Wie viele Wildunfälle gibt es pro Jahr?
2024 registrierten die Kfz-Versicherungen 276.000 Wildunfälle. Rein rechnerisch kollidiert damit etwa alle zwei Minuten ein kaskoversicherter Pkw mit einem Wildtier. Das allerdings sind nur die versicherten Fälle. Die Dunkelziffer ist nach Schätzungen des deutschen Jagdverbandes fünfmal so hoch.
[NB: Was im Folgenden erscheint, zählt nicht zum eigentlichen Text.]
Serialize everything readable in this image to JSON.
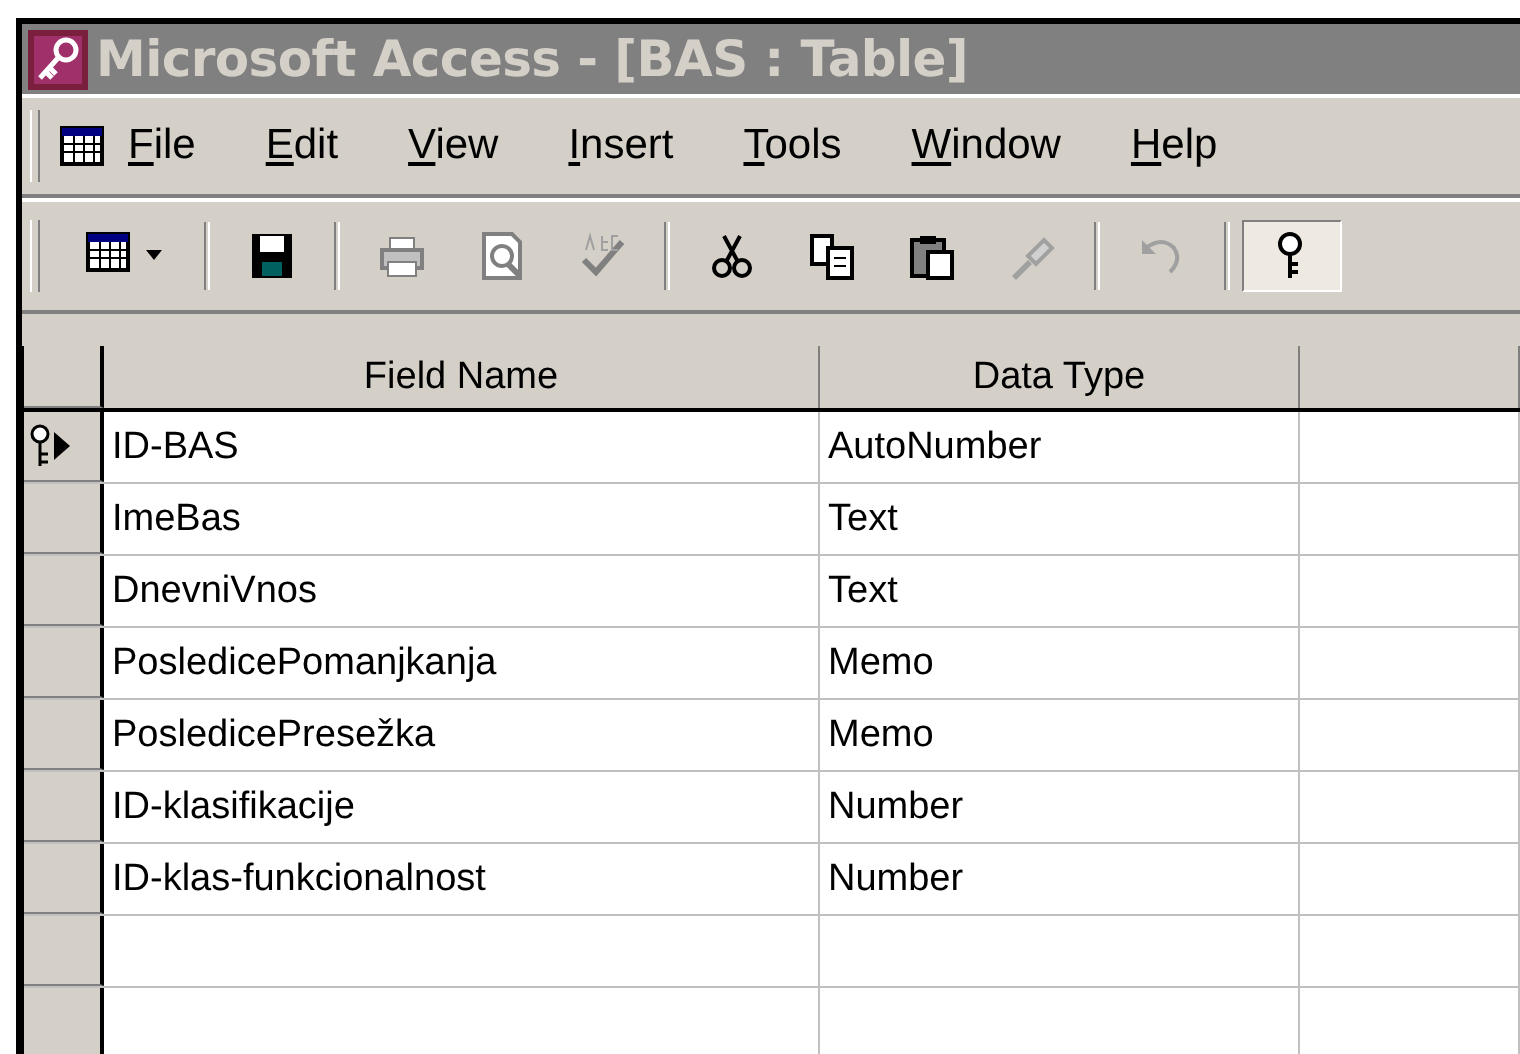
{
  "window": {
    "title": "Microsoft Access - [BAS : Table]",
    "active": false
  },
  "menu": [
    "File",
    "Edit",
    "View",
    "Insert",
    "Tools",
    "Window",
    "Help"
  ],
  "toolbar": [
    {
      "kind": "view",
      "pressed": false
    },
    {
      "kind": "sep"
    },
    {
      "kind": "save",
      "pressed": false
    },
    {
      "kind": "sep"
    },
    {
      "kind": "print",
      "pressed": false
    },
    {
      "kind": "preview",
      "pressed": false
    },
    {
      "kind": "spelling",
      "pressed": false
    },
    {
      "kind": "sep"
    },
    {
      "kind": "cut",
      "pressed": false
    },
    {
      "kind": "copy",
      "pressed": false
    },
    {
      "kind": "paste",
      "pressed": false
    },
    {
      "kind": "painter",
      "pressed": false
    },
    {
      "kind": "sep"
    },
    {
      "kind": "undo",
      "pressed": false
    },
    {
      "kind": "sep"
    },
    {
      "kind": "key",
      "pressed": true
    }
  ],
  "table": {
    "columns": [
      "Field Name",
      "Data Type"
    ],
    "rows": [
      {
        "field_name": "ID-BAS",
        "data_type": "AutoNumber",
        "primary_key": true,
        "current": true
      },
      {
        "field_name": "ImeBas",
        "data_type": "Text",
        "primary_key": false,
        "current": false
      },
      {
        "field_name": "DnevniVnos",
        "data_type": "Text",
        "primary_key": false,
        "current": false
      },
      {
        "field_name": "PosledicePomanjkanja",
        "data_type": "Memo",
        "primary_key": false,
        "current": false
      },
      {
        "field_name": "PosledicePresežka",
        "data_type": "Memo",
        "primary_key": false,
        "current": false
      },
      {
        "field_name": "ID-klasifikacije",
        "data_type": "Number",
        "primary_key": false,
        "current": false
      },
      {
        "field_name": "ID-klas-funkcionalnost",
        "data_type": "Number",
        "primary_key": false,
        "current": false
      },
      {
        "primary_key": false,
        "current": false
      },
      {
        "primary_key": false,
        "current": false
      }
    ]
  }
}
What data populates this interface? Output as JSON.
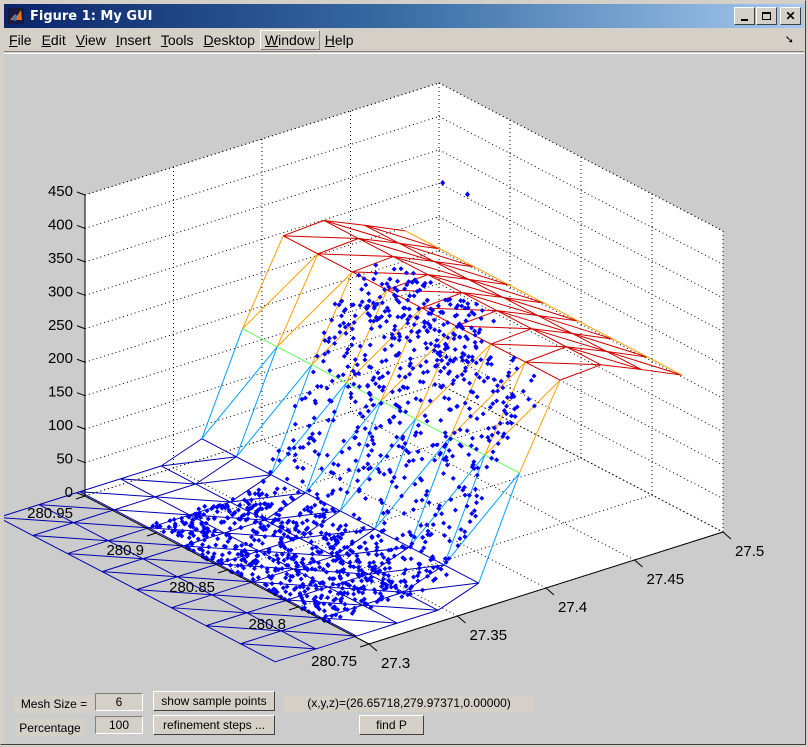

Die versicherten Schäden durch Wildunfälle summierten sich 2024 auf rund 1,1 Milliarden Euro. Der durchschnittliche Schaden eines Wildunfalls steigt seit Jahren. 2024 zahlten die Versicherer pro Unfall 4.150 Euro – knapp acht Prozent mehr als ein Jahr zuvor. 2021 waren es noch 3.300 Euro. Für den Anstieg gibt es zwei wesentliche Gründe: Erstens sind die Preise für Karosserieteile gestiegen, die nach Wildunfällen häufig ausgetauscht werden müssen. Zweitens verlangen Kfz-Werkstätten höhere Stundensätze.
Wann ist die Gefahr eines Wildunfalls am größten?
Statistisch betrachtet registrieren Versicherungen vor allem im Frühjahr und im Herbst ein erhöhtes Unfallrisiko. Besonders groß ist die Gefahr eines Wildunfalls in den Monaten April und Mai sowie von Oktober bis Dezember. Das sind die Zeiträume, in denen die Tage kürzer beziehungsweise länger werden und der Berufsverkehr in die Dämmerung fällt, wenn viele Tiere unterwegs auf Futtersuche sind und die Straßen kreuzen.
Grafik: Wann die Gefahr von Wildunfällen besonders groß ist
Vorsicht ist trotz der jahreszeitlichen Schwankungen das ganze Jahr hinweg geboten, nicht nur im Frühjahr oder Herbst. Insbesondere in der Dämmerung und nachts müssen Autofahrer mit Wildwechsel rechnen. Sehen sie Warnschilder vor Wildwechsel, sollten sie ihre Fahrweise der Situation anpassen. Vor allem am Rand von Wiesen, Feldern und Wäldern sollten sie in der Dämmerung vorausschauend fahren und das Tempo verringern. Je niedriger die Geschwindigkeit, desto kürzer ist der Bremsweg – und desto niedriger das Aufschlaggewicht, sollte es doch zu einem Unfall kommen.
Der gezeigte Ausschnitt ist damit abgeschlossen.